THROUGH THE EYES OF A POLICEMAN
Congratulations Robert Moses for coming in first-place in the first-ever Eric Williams Scholarship Fund Art Contest. Thank you for all your hard work and participation!
Robert Moses has been teaching for over 50 years. Currently he teaches art at a Jewish high school in Kingston, PA and also teaches math and science at a rabbinical college in Wilkes-Barre. His goal is to graduate from LCCC with an associates degree in drawing and painting. When asked about his long teaching career Mr. Moses commented, “I have never worked a day in my life.”

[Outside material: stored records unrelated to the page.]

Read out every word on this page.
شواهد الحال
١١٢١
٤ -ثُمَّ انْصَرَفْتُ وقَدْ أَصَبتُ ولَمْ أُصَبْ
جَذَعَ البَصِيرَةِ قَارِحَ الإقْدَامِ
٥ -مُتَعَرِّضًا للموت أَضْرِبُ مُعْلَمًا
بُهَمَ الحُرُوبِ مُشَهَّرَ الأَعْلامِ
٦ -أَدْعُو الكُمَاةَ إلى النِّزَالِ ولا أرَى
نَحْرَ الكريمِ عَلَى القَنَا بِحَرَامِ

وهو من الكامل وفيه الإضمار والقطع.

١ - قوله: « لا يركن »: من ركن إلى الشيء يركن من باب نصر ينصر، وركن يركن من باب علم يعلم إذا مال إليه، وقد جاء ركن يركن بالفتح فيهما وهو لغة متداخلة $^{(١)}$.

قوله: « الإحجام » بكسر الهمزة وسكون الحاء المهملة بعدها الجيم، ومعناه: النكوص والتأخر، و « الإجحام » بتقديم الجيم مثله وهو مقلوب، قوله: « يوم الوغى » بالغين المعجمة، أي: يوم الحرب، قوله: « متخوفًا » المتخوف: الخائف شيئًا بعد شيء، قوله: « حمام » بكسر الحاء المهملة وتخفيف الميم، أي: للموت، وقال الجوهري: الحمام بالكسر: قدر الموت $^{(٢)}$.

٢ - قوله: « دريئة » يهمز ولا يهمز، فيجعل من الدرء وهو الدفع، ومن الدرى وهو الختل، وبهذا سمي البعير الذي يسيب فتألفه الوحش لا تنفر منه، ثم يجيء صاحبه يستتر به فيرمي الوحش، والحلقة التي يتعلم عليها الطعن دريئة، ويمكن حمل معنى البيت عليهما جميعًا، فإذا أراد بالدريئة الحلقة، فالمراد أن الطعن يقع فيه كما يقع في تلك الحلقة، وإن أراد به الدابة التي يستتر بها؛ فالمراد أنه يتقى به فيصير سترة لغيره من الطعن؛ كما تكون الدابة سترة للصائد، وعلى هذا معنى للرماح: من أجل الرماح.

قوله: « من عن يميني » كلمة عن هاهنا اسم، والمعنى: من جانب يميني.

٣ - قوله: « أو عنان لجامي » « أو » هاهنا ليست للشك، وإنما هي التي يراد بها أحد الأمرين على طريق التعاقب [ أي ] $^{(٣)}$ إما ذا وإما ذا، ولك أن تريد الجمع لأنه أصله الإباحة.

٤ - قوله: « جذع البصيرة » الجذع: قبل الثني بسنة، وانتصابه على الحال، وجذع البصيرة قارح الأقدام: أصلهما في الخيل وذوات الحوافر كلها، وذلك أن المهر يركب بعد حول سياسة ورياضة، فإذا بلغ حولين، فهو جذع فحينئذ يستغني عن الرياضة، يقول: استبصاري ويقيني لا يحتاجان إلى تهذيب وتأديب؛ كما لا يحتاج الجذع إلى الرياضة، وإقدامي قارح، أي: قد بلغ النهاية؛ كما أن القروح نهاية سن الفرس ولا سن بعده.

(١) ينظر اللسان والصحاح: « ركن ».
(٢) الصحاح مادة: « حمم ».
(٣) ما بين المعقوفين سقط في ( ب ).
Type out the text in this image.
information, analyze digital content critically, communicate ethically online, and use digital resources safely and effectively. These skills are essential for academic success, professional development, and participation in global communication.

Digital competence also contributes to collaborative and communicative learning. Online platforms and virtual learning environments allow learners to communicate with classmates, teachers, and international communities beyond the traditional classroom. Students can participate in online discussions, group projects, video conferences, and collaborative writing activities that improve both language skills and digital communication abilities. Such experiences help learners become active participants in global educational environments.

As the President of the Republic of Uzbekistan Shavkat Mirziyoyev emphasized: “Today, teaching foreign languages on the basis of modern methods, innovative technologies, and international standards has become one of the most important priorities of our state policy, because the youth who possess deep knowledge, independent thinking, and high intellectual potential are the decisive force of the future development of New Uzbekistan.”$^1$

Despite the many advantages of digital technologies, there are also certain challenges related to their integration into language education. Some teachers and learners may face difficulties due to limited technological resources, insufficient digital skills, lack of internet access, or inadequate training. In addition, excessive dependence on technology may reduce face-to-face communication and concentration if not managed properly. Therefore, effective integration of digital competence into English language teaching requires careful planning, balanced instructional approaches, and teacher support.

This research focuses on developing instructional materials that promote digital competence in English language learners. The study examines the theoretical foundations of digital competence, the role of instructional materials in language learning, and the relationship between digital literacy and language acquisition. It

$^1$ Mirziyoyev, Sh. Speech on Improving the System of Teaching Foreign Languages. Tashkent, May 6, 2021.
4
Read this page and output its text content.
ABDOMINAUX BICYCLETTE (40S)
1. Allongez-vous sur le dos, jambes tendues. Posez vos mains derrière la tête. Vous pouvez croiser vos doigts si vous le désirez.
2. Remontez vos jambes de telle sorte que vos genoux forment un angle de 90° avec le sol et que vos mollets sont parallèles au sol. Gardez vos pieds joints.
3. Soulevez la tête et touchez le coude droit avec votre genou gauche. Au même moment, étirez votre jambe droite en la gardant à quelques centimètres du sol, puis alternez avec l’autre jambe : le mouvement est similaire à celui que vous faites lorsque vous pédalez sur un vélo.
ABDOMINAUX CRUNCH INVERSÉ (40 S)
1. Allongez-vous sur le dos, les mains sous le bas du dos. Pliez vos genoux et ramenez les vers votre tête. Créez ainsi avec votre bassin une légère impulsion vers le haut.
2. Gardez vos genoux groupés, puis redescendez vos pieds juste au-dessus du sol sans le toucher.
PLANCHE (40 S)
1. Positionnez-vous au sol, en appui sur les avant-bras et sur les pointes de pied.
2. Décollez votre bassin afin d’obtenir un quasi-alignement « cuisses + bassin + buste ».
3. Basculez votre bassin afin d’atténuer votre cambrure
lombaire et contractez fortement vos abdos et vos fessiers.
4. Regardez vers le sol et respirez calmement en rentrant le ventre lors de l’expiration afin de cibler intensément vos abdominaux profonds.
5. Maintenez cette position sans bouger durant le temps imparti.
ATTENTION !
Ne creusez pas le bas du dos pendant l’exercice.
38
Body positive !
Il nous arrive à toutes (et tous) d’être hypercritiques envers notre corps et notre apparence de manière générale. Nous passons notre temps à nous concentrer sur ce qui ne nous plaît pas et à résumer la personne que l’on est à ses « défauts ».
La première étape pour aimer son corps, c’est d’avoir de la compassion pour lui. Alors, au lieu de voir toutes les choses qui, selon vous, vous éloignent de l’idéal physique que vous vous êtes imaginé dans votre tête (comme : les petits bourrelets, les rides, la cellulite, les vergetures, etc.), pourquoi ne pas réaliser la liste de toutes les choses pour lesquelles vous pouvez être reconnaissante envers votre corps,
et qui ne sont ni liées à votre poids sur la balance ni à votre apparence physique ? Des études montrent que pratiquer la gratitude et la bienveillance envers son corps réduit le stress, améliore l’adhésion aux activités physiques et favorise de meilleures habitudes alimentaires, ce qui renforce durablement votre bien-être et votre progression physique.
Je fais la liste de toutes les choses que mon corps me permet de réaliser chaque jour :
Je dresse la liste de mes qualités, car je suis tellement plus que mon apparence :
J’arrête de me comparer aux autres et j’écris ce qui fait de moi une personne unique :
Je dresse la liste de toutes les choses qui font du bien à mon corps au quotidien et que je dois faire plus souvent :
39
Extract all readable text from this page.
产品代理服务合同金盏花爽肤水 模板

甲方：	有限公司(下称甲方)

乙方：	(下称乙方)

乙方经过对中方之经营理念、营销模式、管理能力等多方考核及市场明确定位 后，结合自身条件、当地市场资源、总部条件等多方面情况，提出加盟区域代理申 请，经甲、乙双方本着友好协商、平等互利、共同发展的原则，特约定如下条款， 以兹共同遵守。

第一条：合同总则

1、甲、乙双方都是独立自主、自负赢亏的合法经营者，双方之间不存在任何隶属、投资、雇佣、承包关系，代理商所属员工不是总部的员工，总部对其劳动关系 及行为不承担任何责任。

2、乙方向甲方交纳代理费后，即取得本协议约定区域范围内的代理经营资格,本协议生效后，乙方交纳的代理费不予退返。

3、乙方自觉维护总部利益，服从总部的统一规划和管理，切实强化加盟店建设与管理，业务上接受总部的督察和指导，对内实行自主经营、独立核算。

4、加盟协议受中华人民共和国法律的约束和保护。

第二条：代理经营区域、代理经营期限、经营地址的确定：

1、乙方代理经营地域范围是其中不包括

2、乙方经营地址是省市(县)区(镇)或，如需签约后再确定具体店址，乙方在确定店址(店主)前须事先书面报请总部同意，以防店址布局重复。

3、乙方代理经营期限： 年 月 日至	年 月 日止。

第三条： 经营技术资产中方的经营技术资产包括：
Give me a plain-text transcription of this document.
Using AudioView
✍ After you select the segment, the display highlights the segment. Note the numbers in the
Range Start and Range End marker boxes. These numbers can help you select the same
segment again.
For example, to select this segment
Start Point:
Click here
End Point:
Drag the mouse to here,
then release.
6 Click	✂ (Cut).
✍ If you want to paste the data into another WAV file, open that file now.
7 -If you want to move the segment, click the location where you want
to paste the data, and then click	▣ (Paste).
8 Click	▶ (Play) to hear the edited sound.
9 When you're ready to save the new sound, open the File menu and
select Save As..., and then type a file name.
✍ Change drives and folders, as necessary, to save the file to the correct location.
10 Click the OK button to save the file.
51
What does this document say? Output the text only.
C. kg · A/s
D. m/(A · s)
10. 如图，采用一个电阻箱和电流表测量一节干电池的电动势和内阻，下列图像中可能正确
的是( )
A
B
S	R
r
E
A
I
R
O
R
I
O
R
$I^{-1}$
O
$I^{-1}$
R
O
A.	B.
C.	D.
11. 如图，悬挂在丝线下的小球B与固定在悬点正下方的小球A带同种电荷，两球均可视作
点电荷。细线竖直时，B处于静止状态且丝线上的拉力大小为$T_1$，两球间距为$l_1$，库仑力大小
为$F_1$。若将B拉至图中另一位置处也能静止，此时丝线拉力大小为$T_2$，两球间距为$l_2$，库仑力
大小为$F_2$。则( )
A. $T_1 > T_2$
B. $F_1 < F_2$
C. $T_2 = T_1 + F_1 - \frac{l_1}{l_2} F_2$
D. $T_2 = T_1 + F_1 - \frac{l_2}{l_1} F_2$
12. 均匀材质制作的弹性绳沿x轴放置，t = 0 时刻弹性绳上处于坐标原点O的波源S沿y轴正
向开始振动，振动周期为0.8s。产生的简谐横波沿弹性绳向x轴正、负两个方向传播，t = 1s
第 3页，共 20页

A peaceful medieval town, somewhere in France, around 1096-1099, the time of the First Crusades. Street is empty, morning has come, two Crusader tents are visible on the roof of the last building suggesting the beginning of the Crusades. At the end of the street is an arch allowing movement down the street onto open fields. Bright blue light reflects off windows made from flattened animal horns. All is well.
The architecture, almost the same as the French medieval town, is evident. The road, however, is different: instead of an easy passage out of town, an ominous house with high black doors blocks the exit from the street.
On the right side, an American flag is drooped over a black wooden post projecting out of the wall. The flag is wrongly positioned with the stars next to the wall. The stars are fuzzy, out-of-focus, indistinct. The black stripes on the flag and the blue line remind us that police lives matter. In Pittsburgh, as well as in all active shooter situations, police risk their lives to save the lives of citizens.
Through the eyes of a policeman, who is highly stressed due to the blood that is coming from under the synagogue door at the end of the street, all is not the way it should be. The flag stars are out-of-focus, and roof on the third building seems to continue going upward as if straight to heaven, because the policeman is focused on the blood. On top of the next roof are Crusader tenets, turned blood red.
Pittsburgh is experiencing murder. The police are called. A black car with no eyes portends disaster as it sits on a medieval cart used to bring out he dead during the Black Plague.
As our policeman feels the enormity of what has happened in Pittsburgh, as if a new plague had been brought to America by way of hatred, a crusade of hatred so to speak, not a crusade of love, the policeman realizes that the Middle Ages has come to Pittsburgh. In the midst of this disaster the tree of life continues to be green.